Learning DVCS Workflow - 3

Recently for work I wrote out some steps to work through to get from a Subverison (SVN) repository containing large files, into a git repository using git Large File Storage (LFS) to house the big files separately.

A customer had used git svn to export a Subversion repository into a local git repository, and then, after adding their GitLab project as the remote origin, attempted to upload this to gitlab.com with:

git push -u origin --all

It failed with HTTP 413 because of a 5GB max transfer limit. There is a very large file from the SVN repository! One solution is to move these large files into LFS, which bypasses this limit.

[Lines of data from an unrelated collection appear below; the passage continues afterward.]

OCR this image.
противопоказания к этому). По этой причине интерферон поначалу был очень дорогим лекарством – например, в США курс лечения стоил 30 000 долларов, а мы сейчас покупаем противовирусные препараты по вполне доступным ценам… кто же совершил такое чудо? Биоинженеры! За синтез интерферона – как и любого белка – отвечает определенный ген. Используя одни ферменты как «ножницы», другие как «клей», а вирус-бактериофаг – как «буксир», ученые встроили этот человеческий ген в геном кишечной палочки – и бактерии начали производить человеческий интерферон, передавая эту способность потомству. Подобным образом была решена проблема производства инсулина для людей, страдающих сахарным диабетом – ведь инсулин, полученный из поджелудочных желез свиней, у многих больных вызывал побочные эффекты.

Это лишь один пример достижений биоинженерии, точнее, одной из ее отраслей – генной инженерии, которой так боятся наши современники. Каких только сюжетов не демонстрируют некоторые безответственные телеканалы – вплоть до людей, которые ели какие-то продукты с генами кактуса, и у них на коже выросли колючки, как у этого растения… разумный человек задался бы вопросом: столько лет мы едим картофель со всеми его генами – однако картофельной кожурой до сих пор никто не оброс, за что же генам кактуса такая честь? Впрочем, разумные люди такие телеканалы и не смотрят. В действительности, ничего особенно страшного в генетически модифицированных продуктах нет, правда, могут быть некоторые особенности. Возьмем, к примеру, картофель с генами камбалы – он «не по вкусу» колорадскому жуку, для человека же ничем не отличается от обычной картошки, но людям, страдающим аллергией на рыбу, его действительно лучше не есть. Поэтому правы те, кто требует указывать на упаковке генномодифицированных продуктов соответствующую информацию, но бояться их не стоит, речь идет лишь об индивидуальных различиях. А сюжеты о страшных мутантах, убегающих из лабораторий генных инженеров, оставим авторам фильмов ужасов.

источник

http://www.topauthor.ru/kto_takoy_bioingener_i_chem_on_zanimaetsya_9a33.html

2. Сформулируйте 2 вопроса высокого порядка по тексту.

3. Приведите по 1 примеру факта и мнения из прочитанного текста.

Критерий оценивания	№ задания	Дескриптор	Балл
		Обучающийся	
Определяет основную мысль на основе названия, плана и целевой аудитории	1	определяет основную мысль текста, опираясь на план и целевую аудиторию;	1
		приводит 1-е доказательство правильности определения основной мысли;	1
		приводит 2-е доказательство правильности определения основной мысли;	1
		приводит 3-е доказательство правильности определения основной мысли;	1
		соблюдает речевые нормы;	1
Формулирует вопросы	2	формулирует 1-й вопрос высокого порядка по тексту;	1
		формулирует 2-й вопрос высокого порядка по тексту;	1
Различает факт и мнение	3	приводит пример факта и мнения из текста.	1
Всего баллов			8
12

It may help to understand this if you read about LFS, what it does, and how it works. While the announcement blog post from 2017 explains what LFS is and why git (and also GitLab/GitHub/Bitbucket and so on) use it, GitLab's documentation is already fairly technical. The quick summary is:

  • Git LFS is a technology to overcome git's shortcomings for working with large files. I also covered some of this in Learning DVCS Workflow - 2
  • It is an extension to git (much like git-svn is)
  • It works by "tracking" the "large file types" in a storage that is separate to the normal "blob" storage used by git to track changes
  • From then on, changes to these tracked files are treated by copying the whole file and not attempting to do diff processing on them. Instead git tracks the different versions with small "pointers" into the LFS
  • The main advantage of LFS is to improve git clone speed by only cloning the latest version of LFS files, and getting older versions only on request, by following the pointers
  • In GitLab, the 5GB file transfer limit is lifted for LFS files

Migrating SVN to git

Follow these high-level steps:

  1. Convert the SVN repository into a new git repository (see the manual for git svn)
  2. On gitlab.com, create a new, empty project to push into
  3. Add the GitLab project as the origin remote
  4. Make sure to enable LFS in the project's settings
  5. Install the Git LFS client on your workstation(s)
  6. (the tricky part) locate the large files which came from SVN
  7. Use git-lfs-migrate to migrate the large files and their history, over to git LFS
  8. git push -u origin --all

Step 7 to use git lfs migrate is usually discussed in git literature as a "history rewrite", which can cause disruption in shared git workflows, but since we are migrating from Subversion, and no-one shares the git repository yet, we do not need to be concerned. It would be good to get all this migration done early though, to avoid potential trouble in the future.

Let's look at steps 5, 6 and 7 in detail.

Locate large files which came from SVN

This Stack Overflow answer has a nice shell one-liner that uses git to list all the files in a repository, sorted by size:

git rev-list --objects --all |
  git cat-file --batch-check='%(objecttype) %(objectname) %(objectsize) %(rest)' |
  sed -n 's/^blob //p' |
  sort --numeric-sort --key=2 |
  cut -c 1-12,41- |
  $(command -v gnumfmt || echo numfmt) --field=2 --to=iec-i --suffix=B --padding=7 --round=nearest

Use it to see which are the big files. There may be a pattern in the files it finds, such as maybe media files (with names ending in .jgp, .wav, .mp4, or .png).

Use this to build a list of "file types" to track, then tell git lfs about them. First, let's install the lfs extension:

git lfs install

This only needs to be done once per workstation, but all developers sharing the new git repo will need it, along with the git command line tool.

Now, tell git lfs to track the file types you found. For instance, this tracks common image formats and compressed files:

git lfs track "*.jpg" "*.jpeg" "*.gif" "*.png" "*.zip" "*.gz"  

The git lfs track will make a new .gitattributes that is used for future commits involving these types of files. Add that file and commit it now:

git add .gitattributes
git commit -m "Track large binary files in LFS"

This doesn't move the files into LFS though, that is the next step.

Migrate the tracked files' history

Having identified which files need to be moved, you can use git lfs migrate to move them.

Dry run of the migration. Use the option --everything to perform a migration in all branches. Use --include option to only migrate the files identified for git lfs track.

git lfs migrate info --everything --include="*.jpg,*.jpeg,*.gif,*.png,*.zip,*.gz"

This shows how the files' history will be changed to put them into LFS. If this checks out, perform the migration:

git lfs migrate import --everything --include="*.jpg,*.jpeg,*.gif,*.png,*.zip,*.gz"

Now when pushing to GitLab the large files will bypass the 5GB restriction and go to LFS storage. Also because they are tracked in the .gitattributes, any changes, or new files matching the patterns, will also go to LFS.